NEW YORK — An ominous weather forecast and the absence of a Triple Crown contender portends a low turnout for Saturday's 145th running of the Belmont Stakes, though attendance for the premier race on the local racing calendar has fluctuated wildly and unpredictably in recent years.
The potential of a horse completing the Triple Crown, which has not been achieved since Affirmed in 1978, has always been the most reliable predictor of attendance at Belmont Park. The six most attended Belmonts have come over the last 15 years, each when a Triple Crown was on the line: in 2004 (120,139), 2002 (103,222), 2003 (101,864), 2008 (94,476), 1999 (85,818) and 1998 (80,162).
Tom Albertrani, trainer of Freedom Child (an 8-to-1 shot on Friday morning), said the weather has a bigger impact on fan turnout than the lack of a Triple Crown hopeful in the field.
"We're disappointed there's not a Triple Crown on the line and obviously that makes a difference in the turnout," said Albertrani, who's attended more than 30 Belmonts and won the 2006 Preakness with Bernardini. "The good thing about New Yorkers is they'll take a shot if the sun comes out."
That might not be the case.
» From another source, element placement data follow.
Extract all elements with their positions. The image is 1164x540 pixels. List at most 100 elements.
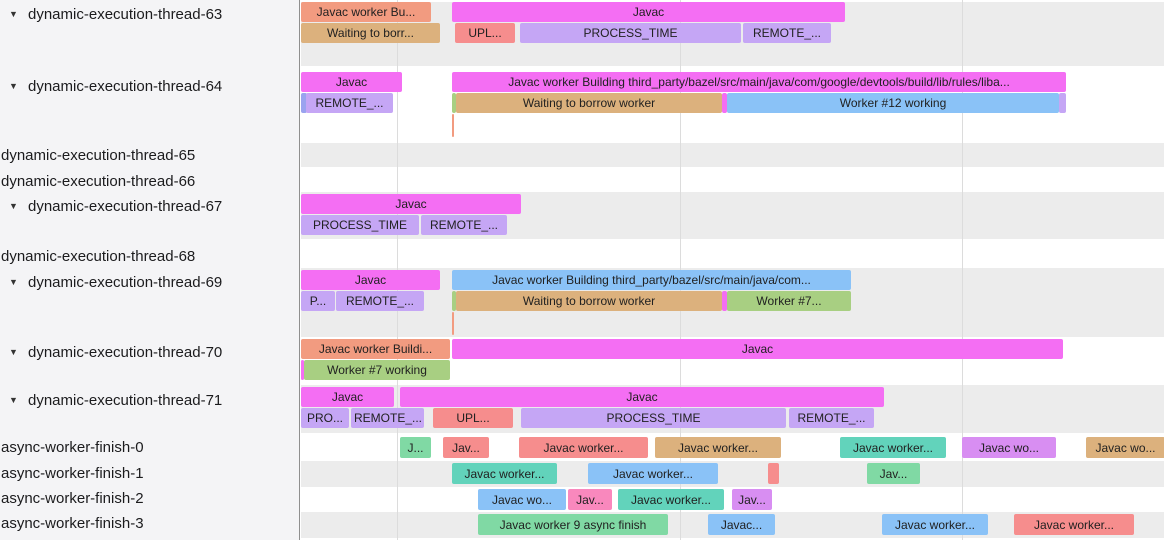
timeline-canvas[interactable]: Javac worker Bu... Javac Waiting to borr..… xyxy=(301,0,1164,540)
trace-slice[interactable]: Worker #7... xyxy=(727,291,851,311)
trace-slice-label: Javac worker... xyxy=(894,517,976,532)
trace-slice[interactable]: Javac... xyxy=(708,514,775,535)
sidebar-item-async-worker-finish-3[interactable]: async-worker-finish-3 xyxy=(0,514,144,532)
collapse-triangle-icon[interactable]: ▼ xyxy=(9,277,18,287)
trace-slice[interactable]: UPL... xyxy=(455,23,515,43)
trace-slice-sliver[interactable] xyxy=(452,114,454,137)
collapse-triangle-icon[interactable]: ▼ xyxy=(9,9,18,19)
sidebar-item-async-worker-finish-2[interactable]: async-worker-finish-2 xyxy=(0,489,144,507)
trace-slice-label: Waiting to borrow worker xyxy=(522,96,656,110)
trace-slice-sliver[interactable] xyxy=(452,312,454,335)
trace-slice[interactable]: Javac worker... xyxy=(882,514,988,535)
trace-slice[interactable]: REMOTE_... xyxy=(351,408,424,428)
trace-slice-sliver[interactable] xyxy=(452,93,456,113)
track-label: async-worker-finish-3 xyxy=(1,514,144,532)
trace-slice[interactable]: Jav... xyxy=(732,489,772,510)
trace-slice[interactable]: Javac worker Building third_party/bazel/… xyxy=(452,270,851,290)
trace-slice[interactable]: Javac worker... xyxy=(519,437,648,458)
trace-slice-sliver[interactable] xyxy=(301,93,307,113)
trace-slice[interactable]: REMOTE_... xyxy=(306,93,393,113)
trace-slice[interactable]: Worker #7 working xyxy=(304,360,450,380)
trace-slice[interactable]: Javac xyxy=(301,72,402,92)
trace-slice-label: Worker #12 working xyxy=(839,96,947,110)
sidebar-item-dynamic-execution-thread-67[interactable]: ▼ dynamic-execution-thread-67 xyxy=(0,197,222,215)
trace-slice-label: P... xyxy=(309,294,327,308)
trace-slice[interactable]: Javac worker... xyxy=(588,463,718,484)
trace-slice-label: Javac... xyxy=(720,517,763,532)
track-band xyxy=(301,461,1164,487)
trace-slice[interactable]: PROCESS_TIME xyxy=(520,23,741,43)
trace-slice[interactable]: REMOTE_... xyxy=(789,408,874,428)
trace-slice[interactable]: Javac worker Bu... xyxy=(301,2,431,22)
trace-slice[interactable]: Javac worker... xyxy=(655,437,781,458)
trace-slice[interactable]: Javac wo... xyxy=(478,489,566,510)
trace-slice-label: Javac xyxy=(395,197,427,211)
trace-slice-sliver[interactable] xyxy=(452,291,456,311)
trace-slice[interactable]: Javac xyxy=(452,2,845,22)
trace-slice[interactable]: REMOTE_... xyxy=(743,23,831,43)
sidebar-item-dynamic-execution-thread-63[interactable]: ▼ dynamic-execution-thread-63 xyxy=(0,5,222,23)
sidebar-item-dynamic-execution-thread-70[interactable]: ▼ dynamic-execution-thread-70 xyxy=(0,343,222,361)
trace-slice[interactable]: REMOTE_... xyxy=(336,291,424,311)
trace-slice[interactable]: Javac worker... xyxy=(452,463,557,484)
trace-slice[interactable]: PROCESS_TIME xyxy=(521,408,786,428)
trace-slice-label: Jav... xyxy=(738,492,766,507)
trace-slice[interactable]: Jav... xyxy=(443,437,489,458)
track-label: dynamic-execution-thread-69 xyxy=(28,273,223,291)
trace-slice[interactable]: PRO... xyxy=(301,408,349,428)
trace-slice[interactable]: PROCESS_TIME xyxy=(301,215,419,235)
trace-slice[interactable]: Worker #12 working xyxy=(727,93,1059,113)
trace-slice[interactable]: Javac worker Building third_party/bazel/… xyxy=(452,72,1066,92)
trace-slice[interactable]: Javac worker 9 async finish xyxy=(478,514,668,535)
trace-slice-sliver[interactable] xyxy=(722,93,727,113)
track-band xyxy=(301,143,1164,167)
trace-slice-label: Javac xyxy=(741,342,774,356)
trace-slice[interactable]: Javac worker... xyxy=(840,437,946,458)
trace-slice-label: UPL... xyxy=(456,411,490,425)
trace-slice[interactable]: Javac xyxy=(301,387,394,407)
trace-slice-label: PRO... xyxy=(306,411,343,425)
trace-slice-label: Javac xyxy=(626,390,658,404)
trace-slice-label: Javac worker... xyxy=(1033,517,1115,532)
trace-slice[interactable]: Waiting to borr... xyxy=(301,23,440,43)
trace-slice[interactable]: Javac xyxy=(400,387,884,407)
trace-slice-label: Javac wo... xyxy=(978,440,1040,455)
trace-slice-label: Javac worker... xyxy=(612,466,694,481)
timeline-gridline xyxy=(962,0,963,540)
trace-slice[interactable]: UPL... xyxy=(433,408,513,428)
trace-slice[interactable]: J... xyxy=(400,437,431,458)
trace-slice[interactable]: Javac xyxy=(301,194,521,214)
sidebar-item-dynamic-execution-thread-71[interactable]: ▼ dynamic-execution-thread-71 xyxy=(0,391,222,409)
track-label: async-worker-finish-1 xyxy=(1,464,144,482)
trace-slice[interactable]: Javac xyxy=(301,270,440,290)
collapse-triangle-icon[interactable]: ▼ xyxy=(9,81,18,91)
trace-slice[interactable]: Javac worker... xyxy=(618,489,724,510)
trace-slice[interactable]: Jav... xyxy=(568,489,612,510)
sidebar-item-dynamic-execution-thread-65[interactable]: dynamic-execution-thread-65 xyxy=(0,146,195,164)
sidebar-item-async-worker-finish-1[interactable]: async-worker-finish-1 xyxy=(0,464,144,482)
trace-slice-sliver[interactable] xyxy=(768,463,779,484)
track-label: dynamic-execution-thread-71 xyxy=(28,391,223,409)
sidebar-item-dynamic-execution-thread-66[interactable]: dynamic-execution-thread-66 xyxy=(0,172,195,190)
trace-slice[interactable]: Waiting to borrow worker xyxy=(456,93,722,113)
trace-slice[interactable]: Waiting to borrow worker xyxy=(456,291,722,311)
sidebar-item-dynamic-execution-thread-68[interactable]: dynamic-execution-thread-68 xyxy=(0,247,195,265)
sidebar-item-dynamic-execution-thread-69[interactable]: ▼ dynamic-execution-thread-69 xyxy=(0,273,222,291)
trace-slice[interactable]: Javac worker... xyxy=(1014,514,1134,535)
trace-slice[interactable]: Jav... xyxy=(867,463,920,484)
trace-slice[interactable]: P... xyxy=(301,291,335,311)
trace-slice[interactable]: Javac xyxy=(452,339,1063,359)
trace-slice-label: REMOTE_... xyxy=(354,411,423,425)
trace-slice-sliver[interactable] xyxy=(722,291,727,311)
sidebar-item-async-worker-finish-0[interactable]: async-worker-finish-0 xyxy=(0,438,144,456)
collapse-triangle-icon[interactable]: ▼ xyxy=(9,347,18,357)
trace-slice[interactable]: Javac wo... xyxy=(962,437,1056,458)
sidebar-item-dynamic-execution-thread-64[interactable]: ▼ dynamic-execution-thread-64 xyxy=(0,77,222,95)
trace-slice[interactable]: Javac worker Buildi... xyxy=(301,339,450,359)
trace-slice[interactable]: Javac wo... xyxy=(1086,437,1164,458)
trace-slice-sliver[interactable] xyxy=(301,360,304,380)
collapse-triangle-icon[interactable]: ▼ xyxy=(9,395,18,405)
collapse-triangle-icon[interactable]: ▼ xyxy=(9,201,18,211)
trace-slice-sliver[interactable] xyxy=(1059,93,1066,113)
trace-slice[interactable]: REMOTE_... xyxy=(421,215,507,235)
The National Weather Service is calling for heavy rains Friday into Saturday with a chance of showers after 2 p.m., possibly extending through the Belmont's 6:36 p.m. post time.
The lack of a Triple Crown contender hasn't always proven fatal. Neither the Kentucky Derby nor Preakness Stakes winners showed up in 2006, yet the Belmont still drew 61,168 fans to see Jazil win. The same was true in 2000, when 67,610 turned out despite the absence of Derby champion Fusaichi Pegasus and Preakness winner Red Bullet.
Weather has shown a negative impact on attendance, but it hasn't always been uniform.
The race drew just 45,243 when conditions were fair in 2010, the smallest attendance for a Triple Crown race in more than a decade. One year later, amid rain and cooler temperatures, a crowd of 55,779 turned out — an increase of 23.3 percent.
The least attended Belmont in the last 30 years was in 1995, when 37,171 saw Thunder Gulch win the 1.5-mile race. Affirmed remains the last horse to win all three in 1978.
But while the lousy weather might not augur well for Saturday's attendance, Albertrani welcomes it. After all, Freedom Child earned his place in the 14-horse field by winning last month's Peter Pan Stakes in sloppy conditions by 13 1/4 lengths.
"We're kind of glad it's muddy," Albertrani confessed.